席南靠着他这张好看的脸,以及讨喜的性格,吃得很开。
很多人以为他是个傻白甜富二代,那其实不过是他包装自己的假象,他心里比谁都通透。
当下,见席南皱着眉,许是以为他在担心自己,薛庄再问:“你先前说,你叫席南是吧?”
“嗯。”席南点头。
薛庄问他:“我十七,你多大了?”
席南道:“我不年轻了,比你大个八岁。”
薛庄便道:“你不必担心,此次鸿门宴,我自有应对之计,死不了。咱们岁数差这么多,长得却如此像,他日若有缘再见,我当唤你一声义兄。”
席南心说就是你死不了才有问题。皇上的疑心病会更严重,想办法害你全家的。
席南正思考着找什么理由留下,身后响起了两个人上楼的声音。
一个脚步轻快,一边上楼,一边伴随着铃铛响。
另一个脚步声则沉重着急了些,似乎是在追前者。
转瞬,有少女的声音传来:“哥哥!得了个和你一模一样的人,你居然不给我看?”
她身后追她的人着急道:“大小姐,求您高抬贵手,别折腾小的了!将军嘱咐了,你不能来啊!”
席南一回头,就看见一个妙龄少女走了进来,她一身鹅黄色衣衫,生得端庄大方明艳动人。她脚踝上系着一个铃铛,走起路来一晃一晃,衬得人灵气十足。
她身后则有个气喘吁吁的侍卫,侍卫小心翼翼看了薛庄一眼,生怕他责怪,急得都快哭出来了。
薛庄眉头一挑,看向少女,呵斥道:“跟你说过多少次了,我在塔楼谈事情的时候,不能随意闯进来。”
呵斥完少女,薛庄又对侍卫厉声道:“你这武功是越练越回去了?一个女子都拦不住?”
“他打不过我,轻功也比不上我,自然拦不住我啊。哥哥,我这是帮你训练护卫呢。”
少女一笑,把目光放到了席南身上,惊叹道,“呀,果然长得一模一样!只不过他的头发……嗯,虽然头发短,这么看,倒是显得人很精神,真不赖!”
“别胡闹,来找我做什么?”薛庄挑眉。
“我不是来找你的,我是来找他的!”
少女指向席南,再道:“听父亲说,好不容易出现一个可以替你赴宴的人。你居然跟他说,你想拒绝这个计划,想放他走。我想着,既然你不要他,那我要。”
薛庄抱胸问她:“你什么意思?”
少女道:“我小时候想嫁你,你说你不能娶我,你是我堂哥。那他和我没血缘关系吧。我要他!”
“这是我堂妹,我父亲唯一的亲弟弟叫薛徕,这是他的女儿薛秋芸。她年纪还小,不懂事,经常胡说八道,你别往心里去。”

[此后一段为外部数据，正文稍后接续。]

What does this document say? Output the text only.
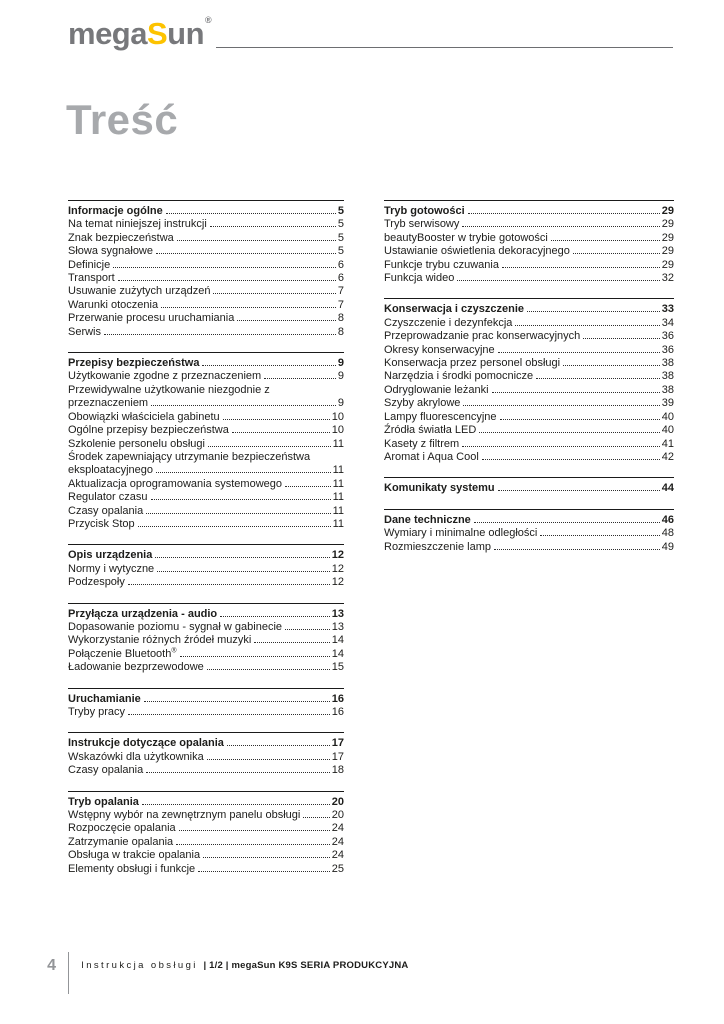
megaSun®
Treść
Informacje ogólne	5
Na temat niniejszej instrukcji	5
Znak bezpieczeństwa	5
Słowa sygnałowe	5
Definicje	6
Transport	6
Usuwanie zużytych urządzeń	7
Warunki otoczenia	7
Przerwanie procesu uruchamiania	8
Serwis	8
Przepisy bezpieczeństwa	9
Użytkowanie zgodne z przeznaczeniem	9
Przewidywalne użytkowanie niezgodnie z
przeznaczeniem	9
Obowiązki właściciela gabinetu	10
Ogólne przepisy bezpieczeństwa	10
Szkolenie personelu obsługi	11
Środek zapewniający utrzymanie bezpieczeństwa
eksploatacyjnego	11
Aktualizacja oprogramowania systemowego	11
Regulator czasu	11
Czasy opalania	11
Przycisk Stop	11
Opis urządzenia	12
Normy i wytyczne	12
Podzespoły	12
Przyłącza urządzenia - audio	13
Dopasowanie poziomu - sygnał w gabinecie	13
Wykorzystanie różnych źródeł muzyki	14
Połączenie Bluetooth®	14
Ładowanie bezprzewodowe	15
Uruchamianie	16
Tryby pracy	16
Instrukcje dotyczące opalania	17
Wskazówki dla użytkownika	17
Czasy opalania	18
Tryb opalania	20
Wstępny wybór na zewnętrznym panelu obsługi	20
Rozpoczęcie opalania	24
Zatrzymanie opalania	24
Obsługa w trakcie opalania	24
Elementy obsługi i funkcje	25
Tryb gotowości	29
Tryb serwisowy	29
beautyBooster w trybie gotowości	29
Ustawianie oświetlenia dekoracyjnego	29
Funkcje trybu czuwania	29
Funkcja wideo	32
Konserwacja i czyszczenie	33
Czyszczenie i dezynfekcja	34
Przeprowadzanie prac konserwacyjnych	36
Okresy konserwacyjne	36
Konserwacja przez personel obsługi	38
Narzędzia i środki pomocnicze	38
Odryglowanie leżanki	38
Szyby akrylowe	39
Lampy fluorescencyjne	40
Źródła światła LED	40
Kasety z filtrem	41
Aromat i Aqua Cool	42
Komunikaty systemu	44
Dane techniczne	46
Wymiary i minimalne odległości	48
Rozmieszczenie lamp	49
4	Instrukcja obsługi | 1/2 | megaSun K9S SERIA PRODUKCYJNA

薛庄对席南这般解释了一句,又看向薛秋芸,厉色道:“在军营里跟糙老爷们混了几年,你是不是忘了自己是个女儿家。瞎胡闹什么?半点女儿家的矜持都没有。出去!”
薛秋芸听了这话,不仅没出去,反而上前坐到了席南身边,对薛庄冷哼一声。“凭什么女儿家就要矜持?你这是看不起我。你何时变得如此迂腐?”
“女儿家不该矜持?那你问席南,看他觉得你这行径如何。”薛庄道。
啧。这是把烫手山芋扔给了我。
看来,薛庄对这个妹妹头疼得很。
席南瞧薛秋芸一眼,只得道:“不同姑娘有不同的好,有的矜持温婉,有的英气干练,所谓各花入各眼,不论薛小姐性子如何,我想总有人能欣赏的。”
席南纵横商场多年,狐朋狗友里,他稳坐顺毛界第一把交椅,这种场面话还是不在话下。
薛秋芸果然眼睛一亮,“你这话说到我心里去了,说得极好,你比我那呆哥哥见识好。”
“那是他糊弄你的场面话,你也信?各花入各眼,这话不错。但如今这世间的大多男子,还是偏爱温婉可人的贤妻。为兄说这话,不过跟叔父有同样的担忧——怕你嫁不出去。”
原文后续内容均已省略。